素材に表れる、絶妙な違和感。そこに、オープンカラーシャツやシャツブルゾン、ダブルブレストコートなどに用いた、花柄のファブリックを引きつけることができよう。幻想的な色彩が広がる花柄のファブリックは、一見すると、染めを施した生地に刺繍を施したかのよう。しかし実際には、繊細な花柄をジャカードで表し、その上から階調を織りなすプリントを施したのち、ジャカードにかかるプリントを落とすという、見かけとは逆の工程を経て製作されているのだ。

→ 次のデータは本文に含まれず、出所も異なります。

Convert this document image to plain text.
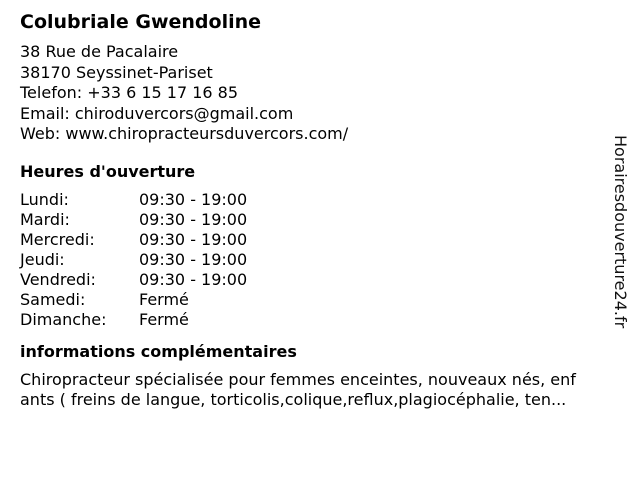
Colubriale Gwendoline
38 Rue de Pacalaire
38170 Seyssinet-Pariset
Telefon: +33 6 15 17 16 85
Email: chiroduvercors@gmail.com
Web: www.chiropracteursduvercors.com/
Heures d'ouverture
Lundi:	09:30 - 19:00
Mardi:	09:30 - 19:00
Mercredi:	09:30 - 19:00
Jeudi:	09:30 - 19:00
Vendredi:	09:30 - 19:00
Samedi:	Fermé
Dimanche:	Fermé
informations complémentaires
Chiropracteur spécialisée pour femmes enceintes, nouveaux nés, enf
ants ( freins de langue, torticolis,colique,reflux,plagiocéphalie, ten...
Horairesdouverture24.fr
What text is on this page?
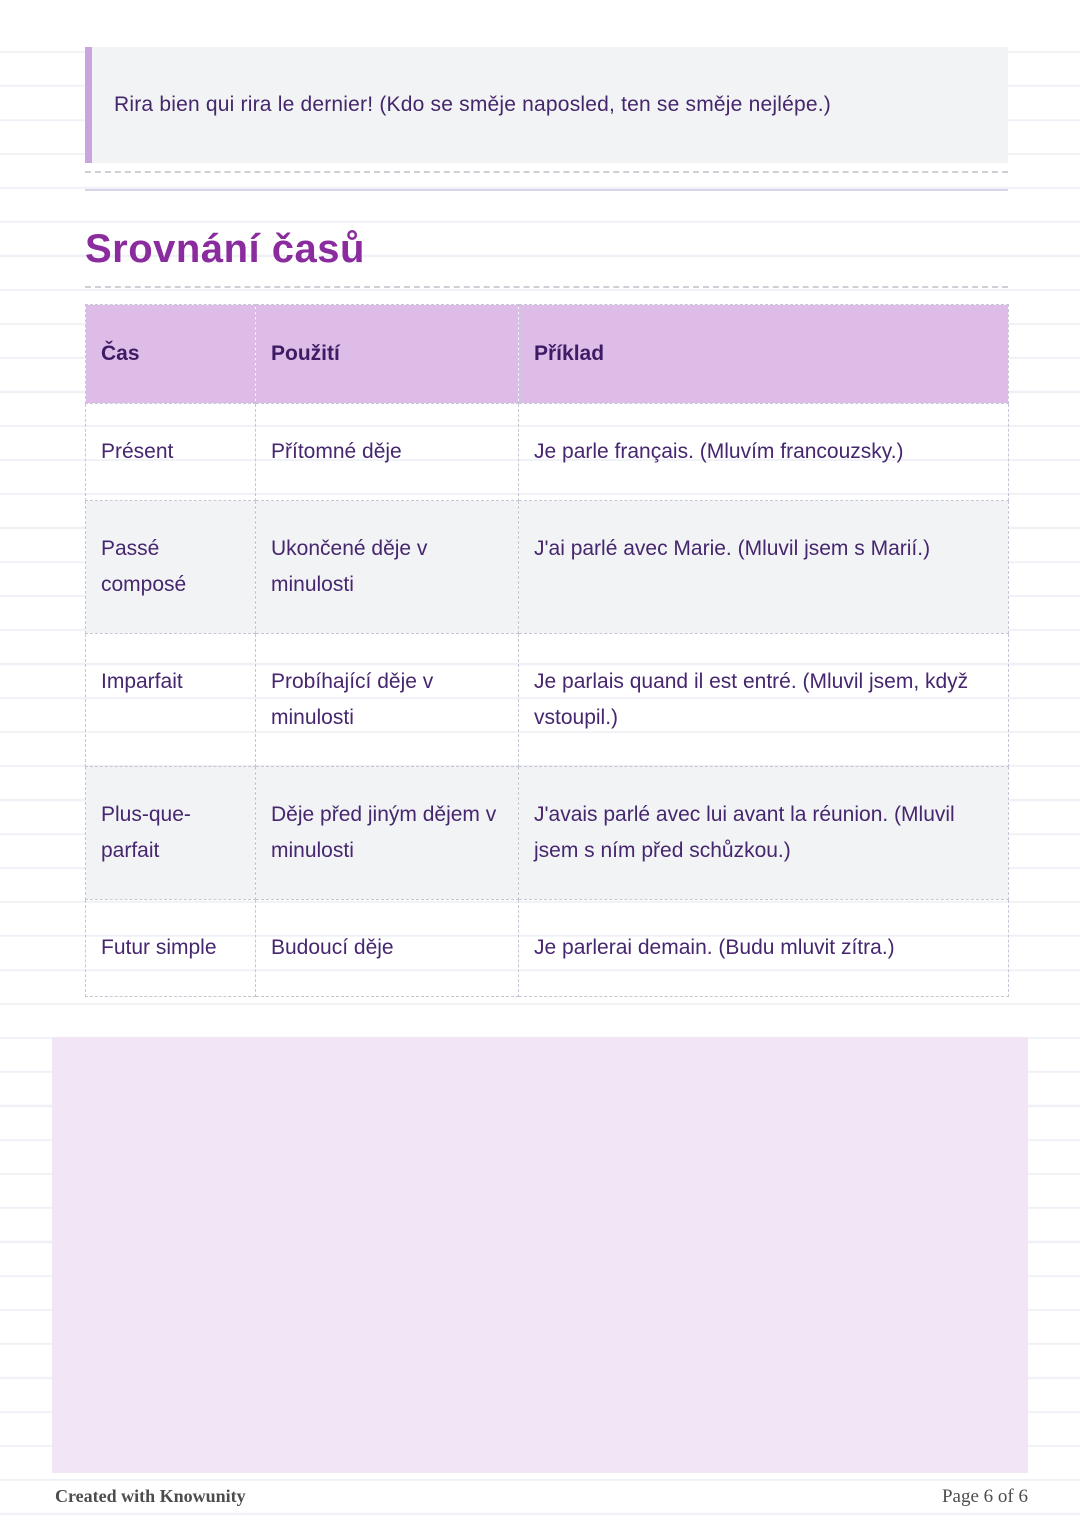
Rira bien qui rira le dernier! (Kdo se směje naposled, ten se směje nejlépe.)
Srovnání časů
Čas	Použití	Příklad
Présent	Přítomné děje	Je parle français. (Mluvím francouzsky.)
Passé composé	Ukončené děje v minulosti	J'ai parlé avec Marie. (Mluvil jsem s Marií.)
Imparfait	Probíhající děje v minulosti	Je parlais quand il est entré. (Mluvil jsem, když vstoupil.)
Plus-que-parfait	Děje před jiným dějem v minulosti	J'avais parlé avec lui avant la réunion. (Mluvil jsem s ním před schůzkou.)
Futur simple	Budoucí děje	Je parlerai demain. (Budu mluvit zítra.)
Created with Knowunity	Page 6 of 6
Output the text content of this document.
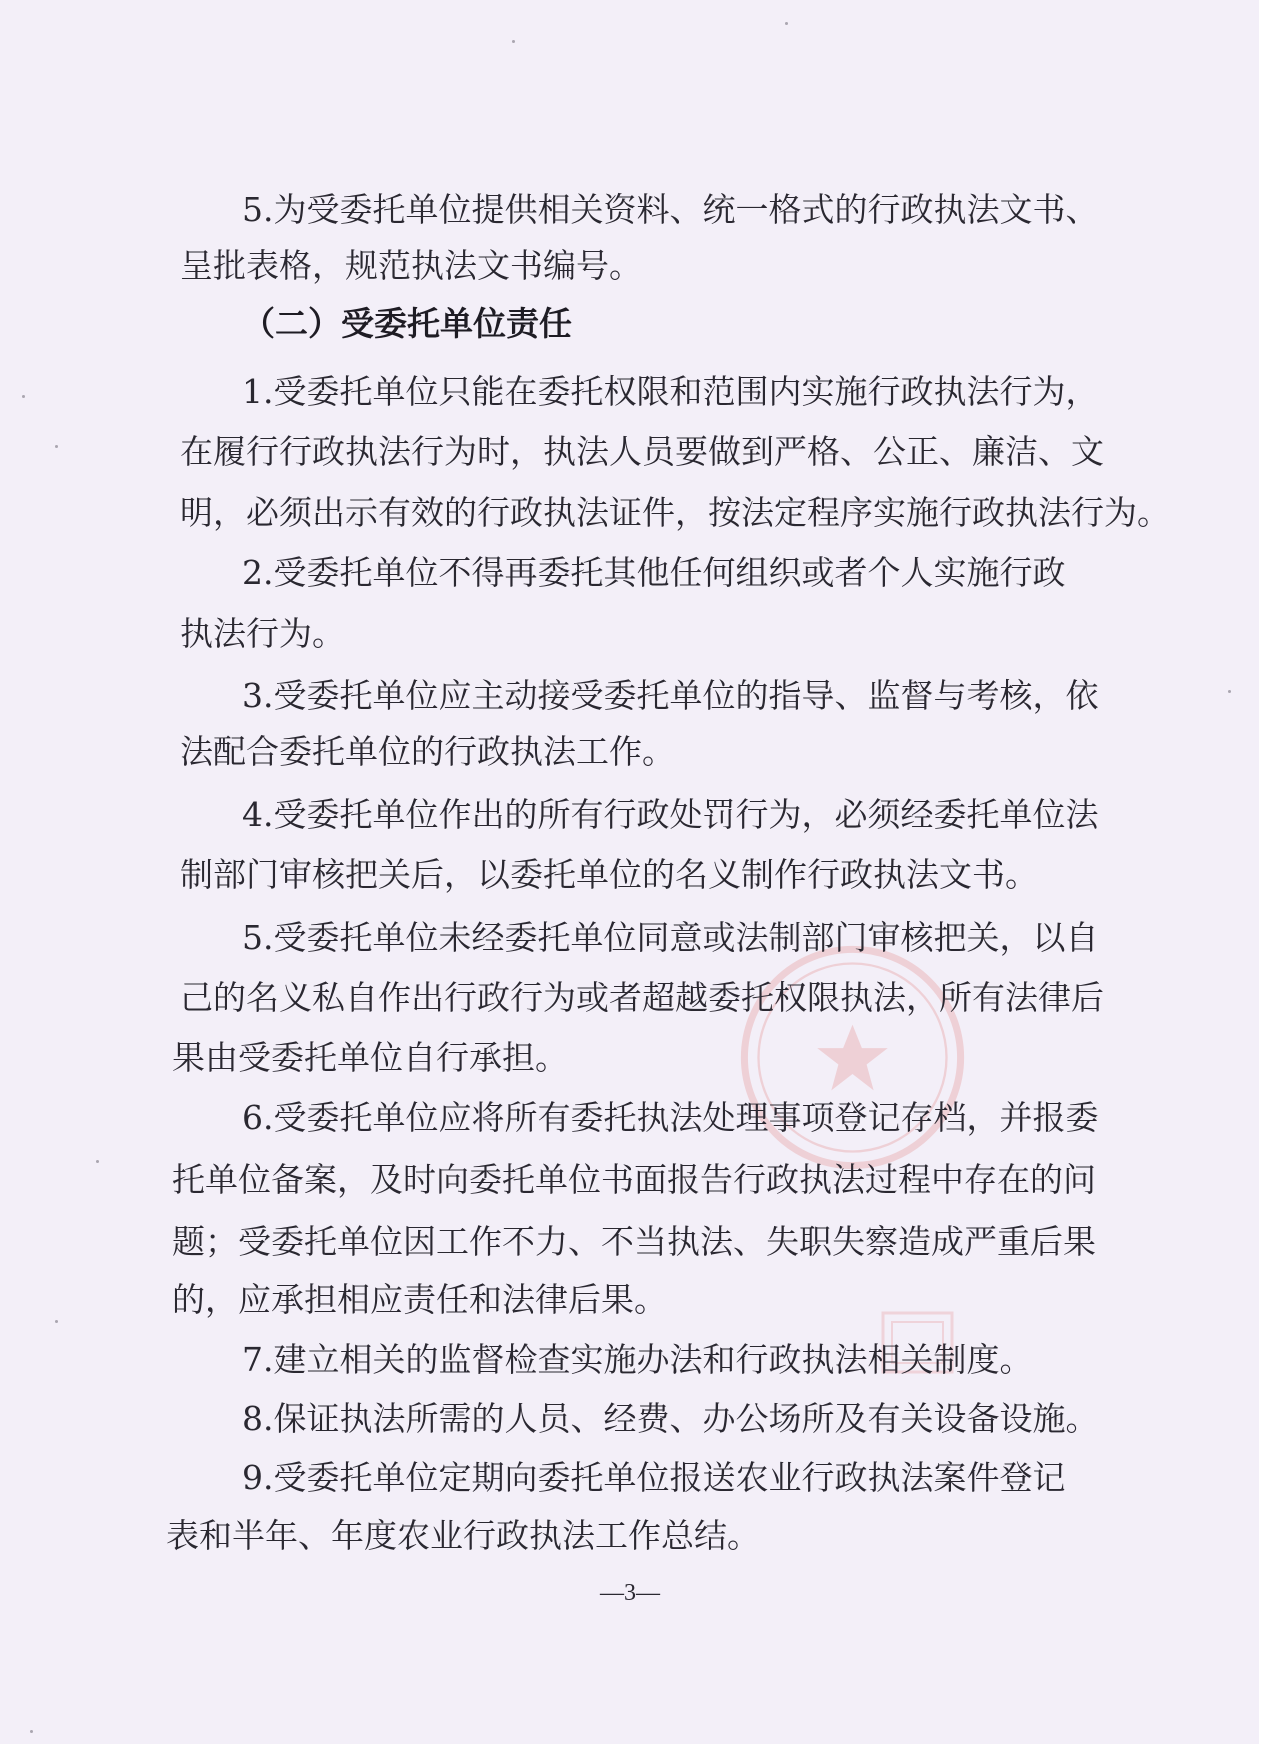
5.为受委托单位提供相关资料、统一格式的行政执法文书、
呈批表格，规范执法文书编号。
（二）受委托单位责任
1.受委托单位只能在委托权限和范围内实施行政执法行为，
在履行行政执法行为时，执法人员要做到严格、公正、廉洁、文
明，必须出示有效的行政执法证件，按法定程序实施行政执法行为。
2.受委托单位不得再委托其他任何组织或者个人实施行政
执法行为。
3.受委托单位应主动接受委托单位的指导、监督与考核，依
法配合委托单位的行政执法工作。
4.受委托单位作出的所有行政处罚行为，必须经委托单位法
制部门审核把关后，以委托单位的名义制作行政执法文书。
5.受委托单位未经委托单位同意或法制部门审核把关，以自
己的名义私自作出行政行为或者超越委托权限执法，所有法律后
果由受委托单位自行承担。
6.受委托单位应将所有委托执法处理事项登记存档，并报委
托单位备案，及时向委托单位书面报告行政执法过程中存在的问
题；受委托单位因工作不力、不当执法、失职失察造成严重后果
的，应承担相应责任和法律后果。
7.建立相关的监督检查实施办法和行政执法相关制度。
8.保证执法所需的人员、经费、办公场所及有关设备设施。
9.受委托单位定期向委托单位报送农业行政执法案件登记
表和半年、年度农业行政执法工作总结。
—3—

このような素材の追求は、イレニサならではの精緻な設計と結びつき、力強い佇まいを生みだす。たとえば、テーラードジャケット。ダブルブレストのジャケットは、ウールにナイロンを組み合わせることで、そのハリ感でもって構築的なフォルムを引き立てる一方、リネンを絶妙に混ぜれば、ナチュラルな風合いと軽やかな着心地が現れる。あるいはレザーのシャツジャケットでは、シープレザーのスエード面に加工を施し、スムースレザーのような風合いに。レザー自体も薄く漉くことで、レザーならではの重さは保ちつつ、軽やかでシャープな雰囲気に仕上げた。